Dalam logika pemberantasan korupsi, kepala daerah adalah figur kunci. Ia punya kewenangan anggaran, kuasa atas proyek, dan akses ke birokrasi. Maka wajar bila publik menuntut agar seorang gubernur dipanggil ketika proyek di bawahnya terbukti menjadi ladang suap. Itu bukan bentuk politisasi, tapi justru bagian dari akuntabilitas demokratis.
Tapi KPK tampaknya lebih nyaman bergerak di zona aman. Kasus-kasus besar yang melibatkan uang rakyat ditangani dengan tempo lambat, sedangkan kasus politis digarap cepat, penuh drama.
Sementara itu, Kejaksaan terus membangun kredibilitas. Mereka tidak sekadar menjerat pelaku, tapi juga memulihkan kerugian negara. Aset disita, uang dikembalikan, jaringan korupsi dibongkar. Tidak semua sempurna, tapi setidaknya Kejaksaan menunjukkan arah yang jelas perang terhadap korupsi sebagai kejahatan luar biasa.
Kini, publik tak bisa menutup mata KPK dan Kejaksaan sedang dipertandingkan secara tidak langsung di arena kepercayaan rakyat. Dan sejauh ini, Kejaksaan unggul jauh dalam hal konsistensi, keberanian, dan dampak nyata.

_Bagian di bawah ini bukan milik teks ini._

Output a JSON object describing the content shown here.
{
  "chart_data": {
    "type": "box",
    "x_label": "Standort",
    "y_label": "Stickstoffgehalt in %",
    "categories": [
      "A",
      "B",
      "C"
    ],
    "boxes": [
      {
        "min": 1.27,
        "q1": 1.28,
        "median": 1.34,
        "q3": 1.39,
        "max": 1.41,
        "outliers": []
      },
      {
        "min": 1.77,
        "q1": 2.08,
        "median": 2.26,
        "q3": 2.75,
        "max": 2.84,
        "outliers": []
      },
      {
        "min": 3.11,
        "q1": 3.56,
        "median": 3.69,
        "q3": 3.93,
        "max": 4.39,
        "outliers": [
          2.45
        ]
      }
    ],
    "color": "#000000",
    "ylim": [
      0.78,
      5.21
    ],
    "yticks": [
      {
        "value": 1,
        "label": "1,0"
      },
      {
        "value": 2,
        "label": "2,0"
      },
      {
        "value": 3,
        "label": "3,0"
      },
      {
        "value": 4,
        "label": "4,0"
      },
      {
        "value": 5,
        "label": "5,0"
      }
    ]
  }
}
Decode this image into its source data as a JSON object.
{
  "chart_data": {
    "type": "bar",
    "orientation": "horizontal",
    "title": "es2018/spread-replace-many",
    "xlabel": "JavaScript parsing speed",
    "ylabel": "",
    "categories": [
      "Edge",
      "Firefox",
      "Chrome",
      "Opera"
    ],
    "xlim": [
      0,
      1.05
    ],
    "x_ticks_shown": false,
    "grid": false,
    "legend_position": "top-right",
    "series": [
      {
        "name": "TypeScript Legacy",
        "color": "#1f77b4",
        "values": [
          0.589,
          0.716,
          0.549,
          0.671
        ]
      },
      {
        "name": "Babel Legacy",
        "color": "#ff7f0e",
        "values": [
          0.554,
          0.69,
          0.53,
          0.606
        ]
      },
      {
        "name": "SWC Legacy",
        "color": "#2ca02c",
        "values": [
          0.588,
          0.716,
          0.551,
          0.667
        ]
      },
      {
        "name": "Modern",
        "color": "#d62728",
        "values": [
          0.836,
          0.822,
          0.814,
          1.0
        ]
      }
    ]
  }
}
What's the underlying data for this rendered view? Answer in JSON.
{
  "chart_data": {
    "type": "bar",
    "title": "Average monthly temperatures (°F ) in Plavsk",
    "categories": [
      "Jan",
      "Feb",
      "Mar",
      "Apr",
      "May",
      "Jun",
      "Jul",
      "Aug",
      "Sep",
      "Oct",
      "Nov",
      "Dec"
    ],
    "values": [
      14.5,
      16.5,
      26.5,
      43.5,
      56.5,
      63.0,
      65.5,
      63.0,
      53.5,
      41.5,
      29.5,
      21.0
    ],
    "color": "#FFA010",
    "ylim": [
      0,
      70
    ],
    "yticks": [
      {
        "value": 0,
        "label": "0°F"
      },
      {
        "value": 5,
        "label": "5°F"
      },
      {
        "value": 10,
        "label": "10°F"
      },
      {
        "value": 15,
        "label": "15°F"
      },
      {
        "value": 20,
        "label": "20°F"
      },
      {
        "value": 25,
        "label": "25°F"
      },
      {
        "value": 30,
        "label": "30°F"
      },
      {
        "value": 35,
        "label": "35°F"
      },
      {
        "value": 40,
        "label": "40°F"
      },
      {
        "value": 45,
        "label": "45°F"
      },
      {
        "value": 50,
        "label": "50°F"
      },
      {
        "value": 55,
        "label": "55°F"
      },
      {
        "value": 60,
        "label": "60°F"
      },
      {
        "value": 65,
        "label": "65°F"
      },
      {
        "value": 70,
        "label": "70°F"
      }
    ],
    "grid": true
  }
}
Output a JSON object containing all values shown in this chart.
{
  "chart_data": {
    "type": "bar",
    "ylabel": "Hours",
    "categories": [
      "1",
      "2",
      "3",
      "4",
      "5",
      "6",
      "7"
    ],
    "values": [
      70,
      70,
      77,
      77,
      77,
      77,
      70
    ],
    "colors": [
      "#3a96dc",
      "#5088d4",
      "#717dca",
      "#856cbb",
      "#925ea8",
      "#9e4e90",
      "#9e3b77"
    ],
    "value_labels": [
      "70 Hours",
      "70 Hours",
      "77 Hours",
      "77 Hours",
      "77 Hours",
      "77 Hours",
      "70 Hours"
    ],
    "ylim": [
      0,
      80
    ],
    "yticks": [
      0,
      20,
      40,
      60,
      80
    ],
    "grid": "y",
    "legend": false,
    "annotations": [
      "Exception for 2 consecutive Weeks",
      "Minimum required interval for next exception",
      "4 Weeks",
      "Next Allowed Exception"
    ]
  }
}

Kalau KPK tidak segera berbenah, jangan heran kalau ke depan, lembaga ini hanya dipandang sebagai alat politik yang kehilangan roh. Yang dulu dianggap benteng terakhir rakyat melawan korupsi, kini hanya jadi papan catur elite untuk mengatur langkah-langkah taktis demi kepentingan jangka pendek.
Penegakan hukum tidak butuh drama. Ia butuh ketegasan dan integritas. Bila Kejaksaan bisa menunjukkan itu, maka tak ada alasan KPK tidak mampu. Kecuali memang ada yang sengaja menahan, atau KPK sendiri sudah lupa bagaimana rasanya berani.